Album Review: Neko by RaBee's – A Punk Rock Gem from Japan
Alright, so I gave Neko by RaBee’s a spin, and lemme tell ya, this album’s got some serious bite to it. It’s punk rock through and through, but with that raw Japanese edge that just hits different. Released under Betty Record, the whole thing feels like one big chaotic love letter to anyone who digs their music loud, fast, and unapologetic.
First off, let’s talk about the title track, “Neko.” Man, this song is STICKY. Like, you’ll have its chorus stuck in your head for days whether you want it there or not. The energy? Insane. The riffs are punchy as hell, and the vocals feel like they’re screaming right into your soul. There’s something about how messy yet tight it all feels—like RaBee’s is daring you to keep up with them. Oh, and fun fact: "neko" means cat in Japanese, but don’t expect any soft purring vibes here. This kitty’s got claws out, ready to shred.

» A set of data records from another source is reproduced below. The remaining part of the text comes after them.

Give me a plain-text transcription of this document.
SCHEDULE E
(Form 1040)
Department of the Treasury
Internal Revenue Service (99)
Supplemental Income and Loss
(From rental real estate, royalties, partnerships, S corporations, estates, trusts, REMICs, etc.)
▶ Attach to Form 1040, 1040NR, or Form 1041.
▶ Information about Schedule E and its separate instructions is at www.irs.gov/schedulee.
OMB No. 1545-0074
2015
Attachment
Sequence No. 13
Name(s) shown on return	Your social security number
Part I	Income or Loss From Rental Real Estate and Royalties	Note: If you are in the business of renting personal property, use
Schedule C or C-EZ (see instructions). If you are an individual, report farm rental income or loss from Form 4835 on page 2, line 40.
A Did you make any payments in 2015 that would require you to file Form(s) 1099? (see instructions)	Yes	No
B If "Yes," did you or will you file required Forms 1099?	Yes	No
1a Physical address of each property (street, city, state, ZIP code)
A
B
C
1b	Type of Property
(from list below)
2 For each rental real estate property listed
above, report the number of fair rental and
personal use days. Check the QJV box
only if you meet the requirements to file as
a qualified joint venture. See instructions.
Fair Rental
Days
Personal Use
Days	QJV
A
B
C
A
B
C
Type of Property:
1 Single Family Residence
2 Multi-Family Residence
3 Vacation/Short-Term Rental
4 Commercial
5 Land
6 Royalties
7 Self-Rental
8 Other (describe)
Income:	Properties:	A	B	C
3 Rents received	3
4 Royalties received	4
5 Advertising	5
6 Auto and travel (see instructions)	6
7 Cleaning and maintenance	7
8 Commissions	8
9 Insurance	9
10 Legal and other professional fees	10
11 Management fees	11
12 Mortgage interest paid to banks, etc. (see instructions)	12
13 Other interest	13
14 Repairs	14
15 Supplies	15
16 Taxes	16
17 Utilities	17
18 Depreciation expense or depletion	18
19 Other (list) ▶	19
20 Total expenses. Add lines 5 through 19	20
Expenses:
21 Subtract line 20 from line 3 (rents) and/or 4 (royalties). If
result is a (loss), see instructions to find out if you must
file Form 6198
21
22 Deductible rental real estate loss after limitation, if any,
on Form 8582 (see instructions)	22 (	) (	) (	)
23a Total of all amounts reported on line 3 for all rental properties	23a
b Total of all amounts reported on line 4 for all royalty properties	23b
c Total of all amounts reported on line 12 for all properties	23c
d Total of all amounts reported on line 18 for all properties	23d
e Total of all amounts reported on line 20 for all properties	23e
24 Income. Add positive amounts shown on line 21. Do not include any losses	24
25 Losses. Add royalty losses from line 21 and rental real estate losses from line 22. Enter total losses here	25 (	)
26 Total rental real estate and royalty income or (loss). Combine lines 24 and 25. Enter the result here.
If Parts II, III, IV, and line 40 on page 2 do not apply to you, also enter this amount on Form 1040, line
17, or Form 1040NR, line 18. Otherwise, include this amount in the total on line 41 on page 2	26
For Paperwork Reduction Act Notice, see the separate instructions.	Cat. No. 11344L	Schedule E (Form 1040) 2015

Then there’s “Trust,” which kinda sneaks up on you. At first listen, it sounds like your typical punk anthem, but give it a couple of spins, and BOOM—it gets you. The lyrics hit hard, talking about loyalty and betrayal without being all preachy about it. Plus, the breakdown halfway through? Chef’s kiss. Feels like they took everything pent-up inside and just let it explode. Honestly, if you don’t nod along to this one at least once, check your pulse because you might be dead.
Now, full disclosure—I didn’t vibe with every single track equally. Some songs felt a bit repetitive after a while, but hey, isn’t that kinda punk’s whole deal? Raw, imperfect, and real AF. And honestly, when an album makes you feel more alive than most things do these days, does perfection even matter?
Oh, random thought: listening to Neko feels like eating wasabi for the first time. It burns, sure, but then you can’t stop going back for more. Like, what IS this magic?
So yeah, if you’re into punk rock with a twist—or just wanna hear what happens when Japan meets Betty Record—grab yourself a copy of Neko. Just don’t blame me if your neighbors start complaining ‘cause you can’t stop blasting it.